Yeast has been used for screening plant genes that confer resistance to salt stress. For example, a salt-sensitive yeast strain (JM26) has previously been transformed with a cDNA library from salt-stressed sugar beet and used to screen for clones having increased salt tolerance (WO 02/52012). The transformed yeast cells were grown on a rich medium (YPD) or on a synthetic medium plus methionine and leucine (SD), supplemented with 0.15 M NaCl or with 20 mM LiCl.
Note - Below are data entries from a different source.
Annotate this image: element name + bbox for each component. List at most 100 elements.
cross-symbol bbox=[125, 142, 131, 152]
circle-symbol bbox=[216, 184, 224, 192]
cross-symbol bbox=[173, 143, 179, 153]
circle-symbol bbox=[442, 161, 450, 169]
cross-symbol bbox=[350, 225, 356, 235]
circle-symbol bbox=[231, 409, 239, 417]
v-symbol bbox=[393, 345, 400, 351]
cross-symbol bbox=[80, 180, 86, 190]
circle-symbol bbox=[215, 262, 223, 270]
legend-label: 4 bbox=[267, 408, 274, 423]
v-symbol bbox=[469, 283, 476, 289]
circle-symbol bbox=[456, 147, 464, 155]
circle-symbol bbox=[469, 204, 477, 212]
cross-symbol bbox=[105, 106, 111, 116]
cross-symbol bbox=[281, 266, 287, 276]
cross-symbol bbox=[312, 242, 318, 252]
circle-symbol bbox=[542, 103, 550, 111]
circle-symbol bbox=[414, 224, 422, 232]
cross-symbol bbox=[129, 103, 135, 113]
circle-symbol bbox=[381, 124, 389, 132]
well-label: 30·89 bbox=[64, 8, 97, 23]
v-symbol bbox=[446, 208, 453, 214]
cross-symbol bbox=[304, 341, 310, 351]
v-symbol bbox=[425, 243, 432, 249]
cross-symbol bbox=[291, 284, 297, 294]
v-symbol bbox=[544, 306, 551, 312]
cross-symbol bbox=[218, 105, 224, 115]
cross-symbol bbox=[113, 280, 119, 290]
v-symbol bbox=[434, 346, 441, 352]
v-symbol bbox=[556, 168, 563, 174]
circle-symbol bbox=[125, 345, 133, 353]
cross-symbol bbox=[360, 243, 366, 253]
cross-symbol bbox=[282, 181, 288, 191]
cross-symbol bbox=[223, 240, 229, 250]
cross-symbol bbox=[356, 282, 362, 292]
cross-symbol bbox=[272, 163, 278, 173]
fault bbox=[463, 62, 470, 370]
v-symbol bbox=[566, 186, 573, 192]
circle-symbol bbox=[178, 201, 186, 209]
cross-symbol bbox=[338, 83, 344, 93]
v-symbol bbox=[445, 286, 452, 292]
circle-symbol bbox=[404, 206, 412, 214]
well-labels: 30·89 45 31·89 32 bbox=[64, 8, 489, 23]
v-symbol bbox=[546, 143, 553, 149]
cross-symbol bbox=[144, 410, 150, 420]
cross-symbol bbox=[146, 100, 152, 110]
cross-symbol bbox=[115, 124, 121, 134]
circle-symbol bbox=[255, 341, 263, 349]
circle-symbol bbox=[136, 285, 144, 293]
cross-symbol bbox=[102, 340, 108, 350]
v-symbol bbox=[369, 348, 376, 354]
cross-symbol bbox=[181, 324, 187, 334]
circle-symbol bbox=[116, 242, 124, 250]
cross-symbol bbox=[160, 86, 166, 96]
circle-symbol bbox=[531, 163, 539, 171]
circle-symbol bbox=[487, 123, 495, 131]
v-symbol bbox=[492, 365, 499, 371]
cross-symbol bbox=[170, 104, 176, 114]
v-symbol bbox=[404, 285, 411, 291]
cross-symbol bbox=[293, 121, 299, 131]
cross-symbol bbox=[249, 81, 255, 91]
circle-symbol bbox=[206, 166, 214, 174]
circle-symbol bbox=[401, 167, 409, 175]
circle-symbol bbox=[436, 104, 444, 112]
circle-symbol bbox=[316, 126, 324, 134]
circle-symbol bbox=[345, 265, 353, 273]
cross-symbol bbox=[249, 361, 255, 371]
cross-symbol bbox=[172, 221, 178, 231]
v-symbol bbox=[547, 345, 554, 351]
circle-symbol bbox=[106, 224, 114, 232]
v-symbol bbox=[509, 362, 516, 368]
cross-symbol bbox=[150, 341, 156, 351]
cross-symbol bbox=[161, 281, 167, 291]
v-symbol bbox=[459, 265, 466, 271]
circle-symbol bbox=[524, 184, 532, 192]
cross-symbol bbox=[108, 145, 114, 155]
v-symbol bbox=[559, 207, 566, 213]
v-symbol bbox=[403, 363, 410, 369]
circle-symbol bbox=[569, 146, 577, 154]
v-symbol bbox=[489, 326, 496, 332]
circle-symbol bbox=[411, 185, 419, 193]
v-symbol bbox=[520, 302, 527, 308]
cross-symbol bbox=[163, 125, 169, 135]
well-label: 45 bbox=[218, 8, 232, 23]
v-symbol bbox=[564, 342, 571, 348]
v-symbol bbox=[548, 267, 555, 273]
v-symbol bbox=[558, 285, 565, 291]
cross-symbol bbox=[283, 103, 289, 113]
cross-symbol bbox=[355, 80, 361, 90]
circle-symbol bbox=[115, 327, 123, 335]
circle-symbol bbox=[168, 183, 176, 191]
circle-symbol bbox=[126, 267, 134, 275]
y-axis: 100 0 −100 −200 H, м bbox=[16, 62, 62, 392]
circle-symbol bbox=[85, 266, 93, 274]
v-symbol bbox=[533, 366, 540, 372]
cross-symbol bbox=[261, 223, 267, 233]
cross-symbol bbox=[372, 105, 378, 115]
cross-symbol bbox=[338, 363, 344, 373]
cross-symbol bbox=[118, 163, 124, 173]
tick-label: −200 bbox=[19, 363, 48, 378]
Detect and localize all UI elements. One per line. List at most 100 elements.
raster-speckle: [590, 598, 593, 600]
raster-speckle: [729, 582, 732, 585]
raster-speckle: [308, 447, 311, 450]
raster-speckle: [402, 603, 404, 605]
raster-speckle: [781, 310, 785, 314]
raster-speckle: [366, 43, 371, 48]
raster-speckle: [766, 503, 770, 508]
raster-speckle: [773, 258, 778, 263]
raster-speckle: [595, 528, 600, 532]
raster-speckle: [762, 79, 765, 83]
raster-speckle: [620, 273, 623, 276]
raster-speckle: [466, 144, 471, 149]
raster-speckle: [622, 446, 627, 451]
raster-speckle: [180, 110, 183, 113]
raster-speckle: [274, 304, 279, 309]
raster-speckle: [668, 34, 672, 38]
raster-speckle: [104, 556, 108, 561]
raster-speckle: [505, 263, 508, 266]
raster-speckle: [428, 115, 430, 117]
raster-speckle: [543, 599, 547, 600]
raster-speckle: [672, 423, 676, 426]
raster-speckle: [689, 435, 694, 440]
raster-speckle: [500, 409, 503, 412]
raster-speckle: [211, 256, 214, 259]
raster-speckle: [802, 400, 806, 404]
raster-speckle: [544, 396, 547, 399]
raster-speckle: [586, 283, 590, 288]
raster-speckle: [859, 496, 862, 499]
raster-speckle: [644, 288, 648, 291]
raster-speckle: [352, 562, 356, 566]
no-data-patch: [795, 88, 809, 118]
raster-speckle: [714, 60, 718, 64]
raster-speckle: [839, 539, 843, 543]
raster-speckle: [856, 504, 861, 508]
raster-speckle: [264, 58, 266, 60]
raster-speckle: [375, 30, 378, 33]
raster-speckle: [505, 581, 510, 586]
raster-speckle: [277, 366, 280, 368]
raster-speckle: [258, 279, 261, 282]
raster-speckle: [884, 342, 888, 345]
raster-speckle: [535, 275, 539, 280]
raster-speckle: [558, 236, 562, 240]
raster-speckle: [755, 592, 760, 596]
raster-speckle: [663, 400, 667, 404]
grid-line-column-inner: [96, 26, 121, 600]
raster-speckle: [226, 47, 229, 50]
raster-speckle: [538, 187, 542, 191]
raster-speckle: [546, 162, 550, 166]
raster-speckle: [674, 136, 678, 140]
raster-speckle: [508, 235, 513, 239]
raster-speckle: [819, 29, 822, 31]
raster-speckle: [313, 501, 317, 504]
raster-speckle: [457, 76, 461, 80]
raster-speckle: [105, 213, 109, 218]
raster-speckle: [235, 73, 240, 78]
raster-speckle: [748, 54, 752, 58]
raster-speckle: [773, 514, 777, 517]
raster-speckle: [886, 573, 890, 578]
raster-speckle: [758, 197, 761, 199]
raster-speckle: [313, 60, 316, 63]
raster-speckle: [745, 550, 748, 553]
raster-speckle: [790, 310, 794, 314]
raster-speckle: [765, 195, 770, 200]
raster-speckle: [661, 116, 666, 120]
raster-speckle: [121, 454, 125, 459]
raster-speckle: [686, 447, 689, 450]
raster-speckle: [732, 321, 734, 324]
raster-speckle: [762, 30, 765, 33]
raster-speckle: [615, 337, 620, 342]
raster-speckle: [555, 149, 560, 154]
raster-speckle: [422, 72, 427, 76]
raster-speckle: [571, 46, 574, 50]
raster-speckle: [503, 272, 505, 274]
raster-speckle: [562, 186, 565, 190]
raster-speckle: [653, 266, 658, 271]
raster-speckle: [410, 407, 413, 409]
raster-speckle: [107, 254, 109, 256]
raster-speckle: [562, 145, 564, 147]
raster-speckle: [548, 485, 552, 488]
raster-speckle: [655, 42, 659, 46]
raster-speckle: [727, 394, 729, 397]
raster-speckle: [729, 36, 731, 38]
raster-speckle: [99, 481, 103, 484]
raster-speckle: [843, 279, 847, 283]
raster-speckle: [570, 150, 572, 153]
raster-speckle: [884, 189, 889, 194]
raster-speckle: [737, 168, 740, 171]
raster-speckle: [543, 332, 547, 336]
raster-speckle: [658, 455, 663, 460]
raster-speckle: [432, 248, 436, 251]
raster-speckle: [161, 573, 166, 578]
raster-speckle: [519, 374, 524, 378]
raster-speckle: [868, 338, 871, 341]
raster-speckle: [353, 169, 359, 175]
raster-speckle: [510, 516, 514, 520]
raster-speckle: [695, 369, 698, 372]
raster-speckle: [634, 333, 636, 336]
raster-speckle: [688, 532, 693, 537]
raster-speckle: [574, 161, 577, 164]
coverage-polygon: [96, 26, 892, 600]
Putative positive clones showing better growth on the selective media compared to the non-transformed yeast strain were isolated and further characterised. However, the use of yeast for identifying plant genes involved in cold stress has not been used before. A recent study in haploid yeast by de Jesus Ferreira et al. (2001), in which transposon mutagenesis was employed, identified 10 different yeast genes responsive to cold tolerance, which upon mutation caused a growth stop at 15° C. The identified genes include a gene coding for a glutamate synthase (YDL171C), a GTP binding protein (YML121W), a GSK-3 Ser/Thr protein kinase (YNL307C) and a component of TFIID (YLR399C). Three of the genes were previously described as cold responsive (YLR399C, YML121W, YNL307C) and four of the isolated genes were also involved in resistance to salt stress.